Anal Chem. 2001 Jun 1;73(11):2594-604. doi: 10.1021/ac001196o.
There are several computer programs that can match peptide tandem mass spectrometry data to their exactly corresponding database sequences, and in most protein identification projects, these programs are utilized in the early stages of data interpretation. However, situations frequently arise where tandem mass spectral data cannot be correlated with any database sequences. In these cases, the unmatched data could be due to peptides derived from novel proteins, allelic or species-derived variants of known proteins, or posttranslational or chemical modifications. Two additional problems are frequently encountered in high-throughput protein identification. First, it is difficult to quickly sift through large amounts of data to identify those spectra that, due to poor signal or contaminants, can be ignored. Second, it is important to find incorrect database matches (false positives). We have chosen to address these difficulties by performing automatic de novo sequencing using a computer program called Lutefisk. Sequence candidates obtained are used as input in a homology-based database search program called CIDentify to identify variants of known proteins. Comparison of database-derived sequences with de novo sequences allows for electronic validation of database matches even if the latter are not completely correct. Modifications to the original Lutefisk program have been implemented to handle data obtained from triple quadrupole, ion trap, and quadrupole/time-of-flight hybrid (Qtof) mass spectrometers.

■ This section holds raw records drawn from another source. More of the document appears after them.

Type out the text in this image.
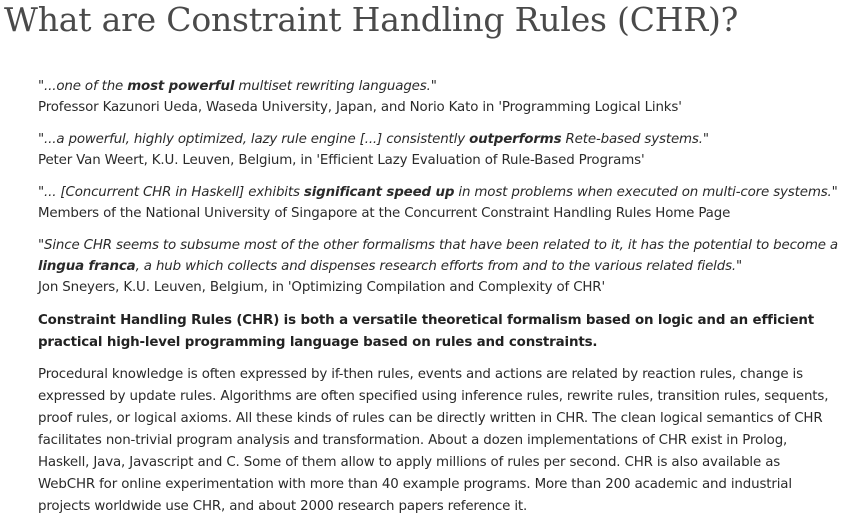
What are Constraint Handling Rules (CHR)?
"...one of the most powerful multiset rewriting languages."
Professor Kazunori Ueda, Waseda University, Japan, and Norio Kato in 'Programming Logical Links'
"...a powerful, highly optimized, lazy rule engine [...] consistently outperforms Rete-based systems."
Peter Van Weert, K.U. Leuven, Belgium, in 'Efficient Lazy Evaluation of Rule-Based Programs'
"... [Concurrent CHR in Haskell] exhibits significant speed up in most problems when executed on multi-core systems."
Members of the National University of Singapore at the Concurrent Constraint Handling Rules Home Page
"Since CHR seems to subsume most of the other formalisms that have been related to it, it has the potential to become a lingua franca, a hub which collects and dispenses research efforts from and to the various related fields."
Jon Sneyers, K.U. Leuven, Belgium, in 'Optimizing Compilation and Complexity of CHR'

Constraint Handling Rules (CHR) is both a versatile theoretical formalism based on logic and an efficient practical high-level programming language based on rules and constraints.

Procedural knowledge is often expressed by if-then rules, events and actions are related by reaction rules, change is expressed by update rules. Algorithms are often specified using inference rules, rewrite rules, transition rules, sequents, proof rules, or logical axioms. All these kinds of rules can be directly written in CHR. The clean logical semantics of CHR facilitates non-trivial program analysis and transformation. About a dozen implementations of CHR exist in Prolog, Haskell, Java, Javascript and C. Some of them allow to apply millions of rules per second. CHR is also available as WebCHR for online experimentation with more than 40 example programs. More than 200 academic and industrial projects worldwide use CHR, and about 2000 research papers reference it.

For example, the linearity of mass errors due to temperature-dependent expansion of the flight tube in a Qtof was exploited such that isobaric amino acids (glutamine/lysine and oxidized methionine/ phenylalanine) can be differentiated without careful attention to mass calibration.

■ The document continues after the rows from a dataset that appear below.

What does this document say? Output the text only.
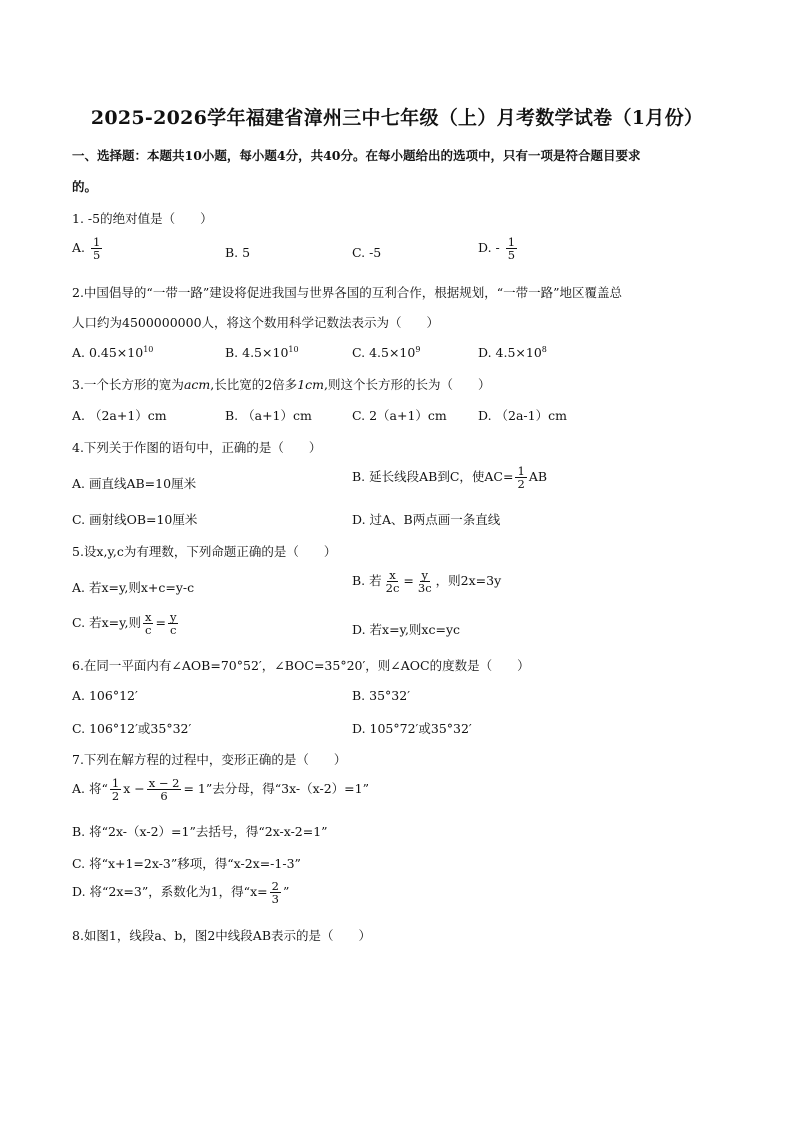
2025-2026学年福建省漳州三中七年级（上）月考数学试卷（1月份）
一、选择题：本题共10小题，每小题4分，共40分。在每小题给出的选项中，只有一项是符合题目要求
的。
1. -5的绝对值是（　　）
A. $\frac{1}{5}$	B. 5	C. -5	D. - $\frac{1}{5}$
2.中国倡导的“一带一路”建设将促进我国与世界各国的互利合作，根据规划，“一带一路”地区覆盖总
人口约为4500000000人，将这个数用科学记数法表示为（　　）
A. $0.45\times 10^{10}$	B. $4.5\times 10^{10}$	C. $4.5\times 10^9$	D. $4.5\times 10^8$
3.一个长方形的宽为acm,长比宽的2倍多1cm,则这个长方形的长为（　　）
A. （2a+1）cm	B. （a+1）cm	C. 2（a+1）cm D. （2a-1）cm
4.下列关于作图的语句中，正确的是（　　）
A. 画直线AB=10厘米	B. 延长线段AB到C，使$AC= \frac{1}{2}$ AB
C. 画射线OB=10厘米	D. 过A、B两点画一条直线
5.设x,y,c为有理数，下列命题正确的是（　　）
A. 若x=y,则x+c=y-c	B. 若 $\frac{x}{2c} = \frac{y}{3c}$ ，则2x=3y
C. 若x=y,则 $\frac{x}{c} = \frac{y}{c}$	D. 若x=y,则xc=yc
6.在同一平面内有∠AOB=70°52′，∠BOC=35°20′，则∠AOC的度数是（　　）
A. 106°12′	B. 35°32′
C. 106°12′或35°32′	D. 105°72′或35°32′
7.下列在解方程的过程中，变形正确的是（　　）
A. 将“ $\frac{1}{2}$ $x - \frac{x - 2}{6} = 1$”去分母，得“3x-（x-2）=1”
B. 将“2x-（x-2）=1”去括号，得“2x-x-2=1”
C. 将“x+1=2x-3”移项，得“x-2x=-1-3”
D. 将“2x=3”，系数化为1，得“$x= \frac{2}{3}$ ”
8.如图1，线段a、b，图2中线段AB表示的是（　　）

有几种计算机程序可以将肽串联质谱数据与其精确对应的数据库序列进行匹配,并且在大多数蛋白质鉴定项目中,这些程序在数据解释的早期阶段就会被使用。然而,经常会出现串联质谱数据无法与任何数据库序列相关联的情况。在这些情况下,无法匹配的数据可能是由于来自新蛋白质、已知蛋白质的等位基因或物种衍生变体,或翻译后或化学修饰的肽。在高通量蛋白质鉴定中还经常遇到另外两个问题。首先,很难快速筛选大量数据以识别那些由于信号不佳或存在污染物而可以忽略的光谱。其次,找出错误的数据库匹配项(假阳性)很重要。我们选择通过使用名为Lutefisk的计算机程序进行自动从头测序来解决这些困难。获得的序列候选物被用作名为CIDentify的基于同源性的数据库搜索程序的输入,以识别已知蛋白质的变体。将数据库衍生的序列与从头序列进行比较,即使后者不完全正确,也可以对数据库匹配项进行电子验证。已对原始Lutefisk程序进行了修改,以处理从三重四极杆、离子阱和四极杆/飞行时间混合(Qtof)质谱仪获得的数据。例如,利用了Qtof中飞行管因温度依赖性膨胀而导致的质量误差线性,这样无需仔细进行质量校准就能区分等压氨基酸(谷氨酰胺/赖氨酸和氧化甲硫氨酸/苯丙氨酸)。